The Paganini Variations take the well-known theme. There are ten variations and a concluding toccata; most are quite short, very sight-readable and with only a few requiring simple pedals, though Variation 9 is for pedal solo. In this case the solo is very easy, calling for alternate toes plus a three note chord at the end.
The improvisations on ‘Yankee Doodle’ are great fun. Described as ‘played by several organists’, the grandiose Marche Pontificale would make a good concluding voluntary if you think you could get away with it. Valse musette is the ‘Organiste titulaire on the evening of 14th of July in Périgueux’; next is a homage to Fats Waller, the best of the set. There is Very simple, for an ‘Old lady who had some piano lessons in her youth’, a moderately difficult pedal solo for a cathedral organist with two broken arms, a Communion in the spirit of Messiaen, and the variations end with Thema fugatum quasi Toccata. This would be happy end to a concert, and individual movements could be used as voluntaries if you have the nerve.
The Sherlock Holmes suite takes four stories, beginning with a depiction of a dull, foggy day in The hound of the Baskervilles. The best movement is next, John Hamish Watson’s Rag, well worth working up for a concert. Reverie, Holmes’s violin, is pleasantly attractive, and the suite ends with a fugue based on the letters SHE, which is not as hard as it looks.
Trevor Webb

TOWN HALL ORGANIST Book 1 [M/D] and Book 2 [D]
Arthur Jones
animus £6.50 and £5.00 respectively
These pieces are by a former organist of Bolton Town Hall, Arthur Jones (1869–1961), who gave more than 1,080 recitals during his career, most of them on the four-manual organ originally built by Gray & Davison and designed by W.T. Best. In the first book, Nautch Dance is followed by Nocturne, Chansonette and Fantasia on Irish Airs. The four could be a concert programme in themselves. Of the four, Nocturne has a long passage requiring thumbing of a counter melody, which can be awkward if the distance between Swell and Great is big; the last item, the ‘Fantasia’ will take some learning.

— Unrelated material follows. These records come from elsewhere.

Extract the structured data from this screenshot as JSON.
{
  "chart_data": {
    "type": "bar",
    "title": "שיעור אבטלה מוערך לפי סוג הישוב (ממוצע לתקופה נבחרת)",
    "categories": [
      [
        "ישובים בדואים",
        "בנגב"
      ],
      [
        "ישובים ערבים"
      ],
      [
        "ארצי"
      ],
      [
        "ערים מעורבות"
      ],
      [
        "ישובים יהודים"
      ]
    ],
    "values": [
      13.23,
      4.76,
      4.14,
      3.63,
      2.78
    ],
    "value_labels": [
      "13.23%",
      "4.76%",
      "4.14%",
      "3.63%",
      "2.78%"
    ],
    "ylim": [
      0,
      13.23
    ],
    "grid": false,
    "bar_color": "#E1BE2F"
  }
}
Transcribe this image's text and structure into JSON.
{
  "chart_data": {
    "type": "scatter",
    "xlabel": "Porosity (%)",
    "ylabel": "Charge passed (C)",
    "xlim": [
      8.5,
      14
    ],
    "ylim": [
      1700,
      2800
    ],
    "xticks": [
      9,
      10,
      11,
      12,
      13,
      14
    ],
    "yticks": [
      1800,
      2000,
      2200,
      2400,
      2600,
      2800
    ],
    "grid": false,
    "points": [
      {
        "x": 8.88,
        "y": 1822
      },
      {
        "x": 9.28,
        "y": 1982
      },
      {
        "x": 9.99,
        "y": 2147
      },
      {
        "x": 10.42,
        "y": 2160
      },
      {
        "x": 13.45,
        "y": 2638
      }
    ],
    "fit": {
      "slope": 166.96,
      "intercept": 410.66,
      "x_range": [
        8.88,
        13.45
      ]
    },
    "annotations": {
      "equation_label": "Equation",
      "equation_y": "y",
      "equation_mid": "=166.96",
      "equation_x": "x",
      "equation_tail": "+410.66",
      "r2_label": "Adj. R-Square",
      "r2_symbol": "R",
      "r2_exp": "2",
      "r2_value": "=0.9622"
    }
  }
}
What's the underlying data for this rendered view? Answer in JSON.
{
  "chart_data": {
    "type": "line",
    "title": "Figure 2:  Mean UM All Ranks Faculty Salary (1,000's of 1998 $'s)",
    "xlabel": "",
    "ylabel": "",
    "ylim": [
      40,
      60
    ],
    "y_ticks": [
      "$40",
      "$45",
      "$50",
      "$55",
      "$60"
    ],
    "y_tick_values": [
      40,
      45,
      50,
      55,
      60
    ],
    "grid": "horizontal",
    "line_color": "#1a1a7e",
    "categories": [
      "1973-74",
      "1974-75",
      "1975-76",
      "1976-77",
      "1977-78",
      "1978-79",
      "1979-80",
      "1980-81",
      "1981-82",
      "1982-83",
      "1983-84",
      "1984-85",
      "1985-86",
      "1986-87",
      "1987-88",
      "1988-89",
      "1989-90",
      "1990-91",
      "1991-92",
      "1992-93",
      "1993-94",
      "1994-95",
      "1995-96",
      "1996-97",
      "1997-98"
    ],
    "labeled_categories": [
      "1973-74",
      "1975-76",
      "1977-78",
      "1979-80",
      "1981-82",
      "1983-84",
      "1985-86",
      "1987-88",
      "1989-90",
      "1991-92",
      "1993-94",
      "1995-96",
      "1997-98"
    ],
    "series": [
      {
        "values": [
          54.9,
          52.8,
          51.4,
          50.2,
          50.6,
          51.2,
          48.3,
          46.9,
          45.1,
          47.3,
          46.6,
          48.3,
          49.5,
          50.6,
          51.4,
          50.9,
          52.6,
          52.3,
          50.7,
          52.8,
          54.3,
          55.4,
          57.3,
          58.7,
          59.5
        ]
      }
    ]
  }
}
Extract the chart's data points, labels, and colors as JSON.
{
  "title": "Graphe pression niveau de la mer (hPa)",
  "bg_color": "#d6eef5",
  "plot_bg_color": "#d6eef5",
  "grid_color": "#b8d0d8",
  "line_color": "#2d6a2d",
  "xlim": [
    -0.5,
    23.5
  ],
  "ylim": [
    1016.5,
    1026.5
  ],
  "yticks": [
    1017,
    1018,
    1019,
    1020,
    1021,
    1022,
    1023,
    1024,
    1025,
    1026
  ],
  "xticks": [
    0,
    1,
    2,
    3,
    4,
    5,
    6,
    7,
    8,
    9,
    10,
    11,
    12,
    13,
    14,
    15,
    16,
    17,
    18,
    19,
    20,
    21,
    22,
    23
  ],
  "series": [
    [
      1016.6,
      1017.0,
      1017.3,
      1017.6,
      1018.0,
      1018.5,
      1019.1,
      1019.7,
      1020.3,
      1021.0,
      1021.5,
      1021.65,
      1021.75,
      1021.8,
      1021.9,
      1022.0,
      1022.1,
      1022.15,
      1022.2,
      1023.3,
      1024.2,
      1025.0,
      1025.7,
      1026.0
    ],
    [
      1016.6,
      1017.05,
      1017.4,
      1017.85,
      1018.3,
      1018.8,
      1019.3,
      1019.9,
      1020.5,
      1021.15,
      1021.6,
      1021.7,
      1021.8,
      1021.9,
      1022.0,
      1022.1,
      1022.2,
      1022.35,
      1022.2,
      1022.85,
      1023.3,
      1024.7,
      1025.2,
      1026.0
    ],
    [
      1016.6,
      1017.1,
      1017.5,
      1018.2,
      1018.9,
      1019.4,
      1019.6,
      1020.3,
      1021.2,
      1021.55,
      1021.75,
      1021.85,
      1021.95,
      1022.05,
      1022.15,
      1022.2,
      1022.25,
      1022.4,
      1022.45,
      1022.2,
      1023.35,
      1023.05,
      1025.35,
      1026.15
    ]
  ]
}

The second book is given over to one work, an arrangement of Rossini’s overture L’Italiana in Algeri. Given the current fashion for performing arrangements of large-scale orchestral works, this could well be the centre piece of a recital, but a comprehensive organ is needed. It is mostly only moderately difficult as far as the actual notes are concerned; the difficulties arise in the mechanics of registration. Short of a nimble assistant or better, a sequencer, this will be hard to pull off, though no doubt a great success with the audience.